Thoroughly happy, I moved on. The last table I inspected held some large, rose quartz clusters. Rose quartz is rarely found in crystal form, so they deserved some careful inspection. The second largest crystal I found was in almost perfect condition, with just the tiniest chip on its surface. The color was superb, as rich and pure as you’ll find. Attached was an assortment of smaller crystals. I would’ve been proud to own each one. If that wasn’t enough, a matrix of feldspar crystals in perfect condition surrounded the bottom. This rose quartz crystal was six inches long. I’d never seen a specimen this large, much less in such excellent condition. This was a very rare prize I found. Again, I was delighted.

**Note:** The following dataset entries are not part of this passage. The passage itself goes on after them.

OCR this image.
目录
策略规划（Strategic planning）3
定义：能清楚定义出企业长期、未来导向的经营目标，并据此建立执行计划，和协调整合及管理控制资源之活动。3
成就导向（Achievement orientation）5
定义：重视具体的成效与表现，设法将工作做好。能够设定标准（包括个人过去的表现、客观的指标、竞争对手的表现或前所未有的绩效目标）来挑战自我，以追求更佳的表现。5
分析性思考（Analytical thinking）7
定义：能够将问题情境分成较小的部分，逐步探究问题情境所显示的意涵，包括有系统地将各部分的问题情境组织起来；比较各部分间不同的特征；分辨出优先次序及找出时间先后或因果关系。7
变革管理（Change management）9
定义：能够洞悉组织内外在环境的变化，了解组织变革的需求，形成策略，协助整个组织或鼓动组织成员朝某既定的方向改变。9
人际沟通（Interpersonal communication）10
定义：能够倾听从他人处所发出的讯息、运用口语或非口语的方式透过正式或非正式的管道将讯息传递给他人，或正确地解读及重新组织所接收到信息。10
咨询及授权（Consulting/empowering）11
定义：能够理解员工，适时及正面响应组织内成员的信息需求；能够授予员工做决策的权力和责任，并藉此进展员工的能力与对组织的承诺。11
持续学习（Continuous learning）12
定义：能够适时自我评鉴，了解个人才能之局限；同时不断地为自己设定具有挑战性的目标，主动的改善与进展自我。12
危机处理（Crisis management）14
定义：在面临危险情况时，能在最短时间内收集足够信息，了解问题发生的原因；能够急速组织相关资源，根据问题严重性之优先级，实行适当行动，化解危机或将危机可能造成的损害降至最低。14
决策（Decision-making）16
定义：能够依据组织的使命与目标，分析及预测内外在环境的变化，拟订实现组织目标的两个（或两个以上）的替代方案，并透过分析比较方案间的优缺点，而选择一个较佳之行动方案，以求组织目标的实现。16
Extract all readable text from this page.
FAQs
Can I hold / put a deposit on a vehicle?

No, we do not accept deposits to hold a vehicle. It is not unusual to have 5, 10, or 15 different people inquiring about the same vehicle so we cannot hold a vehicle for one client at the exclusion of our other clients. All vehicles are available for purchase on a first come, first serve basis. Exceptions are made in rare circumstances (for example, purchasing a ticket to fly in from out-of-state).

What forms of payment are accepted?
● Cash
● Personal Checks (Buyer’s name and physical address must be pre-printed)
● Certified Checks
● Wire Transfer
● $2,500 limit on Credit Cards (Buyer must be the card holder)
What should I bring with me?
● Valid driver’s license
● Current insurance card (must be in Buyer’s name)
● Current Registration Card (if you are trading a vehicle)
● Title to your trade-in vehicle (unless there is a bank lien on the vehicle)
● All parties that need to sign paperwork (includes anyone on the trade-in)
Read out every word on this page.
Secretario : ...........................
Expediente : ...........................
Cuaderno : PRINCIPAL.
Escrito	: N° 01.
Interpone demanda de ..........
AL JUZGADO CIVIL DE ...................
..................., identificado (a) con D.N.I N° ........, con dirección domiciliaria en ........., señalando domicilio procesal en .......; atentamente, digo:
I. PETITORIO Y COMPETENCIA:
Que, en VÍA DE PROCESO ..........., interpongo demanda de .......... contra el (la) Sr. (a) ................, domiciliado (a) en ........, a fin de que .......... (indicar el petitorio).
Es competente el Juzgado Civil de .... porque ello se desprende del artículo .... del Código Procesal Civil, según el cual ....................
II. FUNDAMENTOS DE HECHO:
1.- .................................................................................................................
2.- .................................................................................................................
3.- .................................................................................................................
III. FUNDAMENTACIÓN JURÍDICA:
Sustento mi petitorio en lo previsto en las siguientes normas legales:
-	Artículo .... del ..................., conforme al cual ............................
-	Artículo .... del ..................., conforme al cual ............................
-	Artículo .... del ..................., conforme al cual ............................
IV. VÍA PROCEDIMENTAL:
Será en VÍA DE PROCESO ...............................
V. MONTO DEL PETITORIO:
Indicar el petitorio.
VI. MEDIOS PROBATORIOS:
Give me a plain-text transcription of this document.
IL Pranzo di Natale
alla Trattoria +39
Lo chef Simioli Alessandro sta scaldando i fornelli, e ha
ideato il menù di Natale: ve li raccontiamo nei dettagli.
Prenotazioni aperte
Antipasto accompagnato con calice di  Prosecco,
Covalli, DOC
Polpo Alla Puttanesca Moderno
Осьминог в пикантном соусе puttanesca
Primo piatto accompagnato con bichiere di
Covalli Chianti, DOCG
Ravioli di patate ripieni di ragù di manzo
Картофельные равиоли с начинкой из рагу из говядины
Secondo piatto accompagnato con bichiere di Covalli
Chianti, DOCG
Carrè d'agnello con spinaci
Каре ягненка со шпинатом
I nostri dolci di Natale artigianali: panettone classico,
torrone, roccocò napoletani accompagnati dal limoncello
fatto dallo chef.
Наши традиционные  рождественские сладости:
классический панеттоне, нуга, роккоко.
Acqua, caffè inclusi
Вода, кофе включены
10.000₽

For a while, I carried a third specimen around with me. It was a smoky quartz cluster that resembled Cinderella’s castle. When it came time to pay for the pieces, my wife suggested we ask if we could get a discount for cash. We did get a discount but didn’t have enough money on hand for all three. I set down the smoky quartz and kept the tourmalinated quartz and rose quartz.
As we walked away, I thought I did well. I’d found the discipline to buy just two pieces. However, as reasonable as my purchase may have seemed, finding a place for them in the RV where they wouldn’t be damaged was a challenge. The only safe place we could find was under the mattress. Of course, we didn’t want to sleep on rocks, so every night we had to take them out. Every morning we replaced them. It was worth it!
Advice For First-Time Visitors to The Quartzsite Gem Shows
I learned several lessons from this excursion. We found the residents to be quite friendly. They were eager to start a conversation and quick to help. The dry air was not so friendly, though. My Canadian-born wife soon began to show signs of dehydration. The desert water was little help. It was so hard it would sting our eyes when showering. The water was difficult to drink, even after filtering it twice. I love the desert and understand why people would put up with its extremes. However, it’s a harsh transition if you’re visiting from a milder climate.
If you’re going to Quartzsite, bring lots of water!
If you’re purchasing merchandise for your store, waiting for everything at the Quartzsite gem shows to be unpacked makes sense. If you wait until the end of the show, you can probably get better prices. However, if your priority is to find high-grade specimens, go early before the shows open. Hardly anyone got to see the two prizes I walked away with.